Monday, March 18, 2013

30 Days of the Flannery O'Connor Award: Day 14

Gina Oschner on Melissa Pritchard's SPIRIT SEIZURES

"Short But Never Shallow"

In a genre frequently maligned for its brevity, a suggestion which implies slightness, narrowness, myopia, or worse, a lack of depth, Melissa Pritchard dances circles around naysayers, proving just how much light, weight, and power a good short story can possess. Intelligent, articulate, agile, and intuitive, the stories of Pritchard’s Spirit Seizures exhibit the qualities master short story writer Italo Calvino insists all good stories must: lightness, precision and exactitude. Pritchard demonstrates quick, deft movements within character and outside of character that keep her stories jostling between mystery and irony. In “Companions” young, lame-hipped Lora Lee believes she has been impregnated by a good Christian boy whose attempt to heal her is little more than clumsy petting. Unhealed but believing that she’s carrying a child “about the size of a ten-cent jawbreaker” Lora Lee embarks on a bus ride home to her domineering and eccentric mother. On the bus a disfigured man with a small dog befriends her and by way of advice says, “Let me tell you something. A man has got to have a companion. A man has got to have one living thing that the thinks of beyond his own self. Otherwise he’s no darn better off than dead.”

The need for “that one living thing” and the notion that without it one might as well be dead burns within the heart and sensibilities of Deidre, a middle-aged woman noticing the slow betrayals of her own body and the shift in power and affection, the complicities and many compromises a mother and wife makes (often at her own expense) to please her teenaged daughter and husband. Complicity coils tight in “A Dying Man” when the narrator, who is in fact dying, discovers that his wife and mistress forge over his deathbed a friendship stronger than any friendship he’d ever experienced.

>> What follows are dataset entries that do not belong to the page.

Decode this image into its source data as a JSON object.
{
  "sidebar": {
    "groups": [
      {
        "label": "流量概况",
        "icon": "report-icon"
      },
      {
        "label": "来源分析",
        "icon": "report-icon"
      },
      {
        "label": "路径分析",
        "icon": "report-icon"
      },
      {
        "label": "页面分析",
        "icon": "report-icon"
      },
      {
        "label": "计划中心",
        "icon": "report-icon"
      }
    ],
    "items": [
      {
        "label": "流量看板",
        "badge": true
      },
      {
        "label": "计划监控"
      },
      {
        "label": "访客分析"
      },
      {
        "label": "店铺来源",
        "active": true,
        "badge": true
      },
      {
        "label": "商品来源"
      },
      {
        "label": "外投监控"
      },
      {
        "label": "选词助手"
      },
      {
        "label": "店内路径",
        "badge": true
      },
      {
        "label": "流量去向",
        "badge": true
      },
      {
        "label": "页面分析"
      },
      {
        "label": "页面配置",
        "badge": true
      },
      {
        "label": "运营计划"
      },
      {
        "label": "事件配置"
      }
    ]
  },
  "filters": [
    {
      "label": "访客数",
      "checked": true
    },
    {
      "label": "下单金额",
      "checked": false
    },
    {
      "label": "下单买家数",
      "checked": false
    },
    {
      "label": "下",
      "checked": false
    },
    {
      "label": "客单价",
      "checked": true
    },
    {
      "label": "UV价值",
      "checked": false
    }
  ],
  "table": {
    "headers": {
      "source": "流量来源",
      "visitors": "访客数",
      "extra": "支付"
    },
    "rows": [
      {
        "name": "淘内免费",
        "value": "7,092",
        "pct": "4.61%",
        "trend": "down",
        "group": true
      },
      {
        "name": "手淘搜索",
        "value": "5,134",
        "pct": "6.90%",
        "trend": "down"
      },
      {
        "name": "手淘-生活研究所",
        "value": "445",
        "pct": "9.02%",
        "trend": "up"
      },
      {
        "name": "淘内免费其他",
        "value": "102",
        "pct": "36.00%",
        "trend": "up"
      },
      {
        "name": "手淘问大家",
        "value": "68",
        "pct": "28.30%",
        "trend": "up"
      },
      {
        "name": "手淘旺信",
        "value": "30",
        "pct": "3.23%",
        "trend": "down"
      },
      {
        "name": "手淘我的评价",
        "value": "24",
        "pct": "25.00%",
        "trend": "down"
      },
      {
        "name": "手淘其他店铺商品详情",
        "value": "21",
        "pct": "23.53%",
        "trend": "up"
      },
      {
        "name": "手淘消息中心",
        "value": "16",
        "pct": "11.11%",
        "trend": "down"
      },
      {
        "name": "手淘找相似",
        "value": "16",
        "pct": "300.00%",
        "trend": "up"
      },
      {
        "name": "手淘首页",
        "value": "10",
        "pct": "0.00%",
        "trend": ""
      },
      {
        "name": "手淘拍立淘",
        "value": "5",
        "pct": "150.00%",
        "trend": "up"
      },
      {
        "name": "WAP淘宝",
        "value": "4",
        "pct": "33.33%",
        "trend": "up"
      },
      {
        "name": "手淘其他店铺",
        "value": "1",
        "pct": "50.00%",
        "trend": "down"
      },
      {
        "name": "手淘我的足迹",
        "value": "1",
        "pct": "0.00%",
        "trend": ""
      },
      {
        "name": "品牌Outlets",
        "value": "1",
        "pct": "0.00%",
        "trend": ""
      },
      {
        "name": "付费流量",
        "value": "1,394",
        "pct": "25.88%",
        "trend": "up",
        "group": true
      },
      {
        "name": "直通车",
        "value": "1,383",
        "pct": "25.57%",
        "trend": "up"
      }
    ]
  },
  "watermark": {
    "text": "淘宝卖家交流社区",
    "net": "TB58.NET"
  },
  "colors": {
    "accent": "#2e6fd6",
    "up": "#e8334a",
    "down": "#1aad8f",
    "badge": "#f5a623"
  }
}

Being no better off than the dead haunts drab forty-two year old Elsa, truculent companion to her mother during a various excursions through Rome. Elsa finds the mandatory sights (the Vatican, the Pantheon, the Fountain of Trevi) noteworthy, dutifully compressing them into postcards of cheer for family and friends back home. But it’s the unscripted spontaneous excursion sans mother to the crypts that truly impresses: “Skeletons of forty thousand Capuchin monks . . . dismantled and reset into primitive mosaics. . .umbles and whorls of thigh bones, mushroom-cap skulls . . .blackened clumps of human heart.” In a revelatory moment, Elsa asks a nearby monk “Is there more?” The monk silently points to a solemn reminder printed on a sign:
Once we were like you
You will be
Like us one day
An answer to the question she didn’t know until that moment she needed to ask, Elsa returns to her mother outwardly unchanged, inwardly a-jangle. The jostle of the body’s husk, the rattle of the human shell allows Elsa and many characters like her to contemplate a question few dare to ask: Is there something more than this? Unexpected reversals, betrayal, and discovery catapult Pritchard’s characters into spiritual, emotional, and sometimes physical instability. Lacking firm ground upon which to stand, lacking a firm sense of self in some cases, characters find themselves wobbling between possibility and change. In the title story “Spirit Seizures” the character Lurancy falls into trances during which the spirit of a dead girl sets up residence in her flesh and recalls past events and can even play mordant tunes on the piano. The point of which seems that the push and pull of our bodies and the connection between the living and dead are more tangible than perhaps her characters want to acknowledge. Lest the stories languish in object lesson, Pritchard architects her narration in series of playful, mischievous flashbacks; jump-cuts; reversals; metamorphosis and transformations; and other reminders that a story should and ought to be light, mischievous, and playful. Otherwise we will ask: Is there more? Fortunately, in Pritchard’s stories, where bizarre and ordinary meet in the most unexpected ways, there is always something more.


Gina Ochsner is the author of THE NECESSARY GRACE TO FALL (2002), the novel The Russian Dreambook of Colour and Flight, and the short story collection People I Wanted to Be. Her fiction has appeared in the New Yorker, Best American Nonrequired Reading, Glimmer Train, Kenyon Review, and many other magazines. She has received the Ruth Hindman Foundation Prize, the Raymond Carver Prize, and the Chelsea Award for Short Fiction. In addition to winning the Flannery O'Connor Award for Short Fiction, The Necessary Grace to Fall also won the Oregon Book Award, the Pacific Northwest Booksellers Association Award, and was an Austin Chronicle Top Ten Pick. Ochsner lives in western Oregon with her husband and children.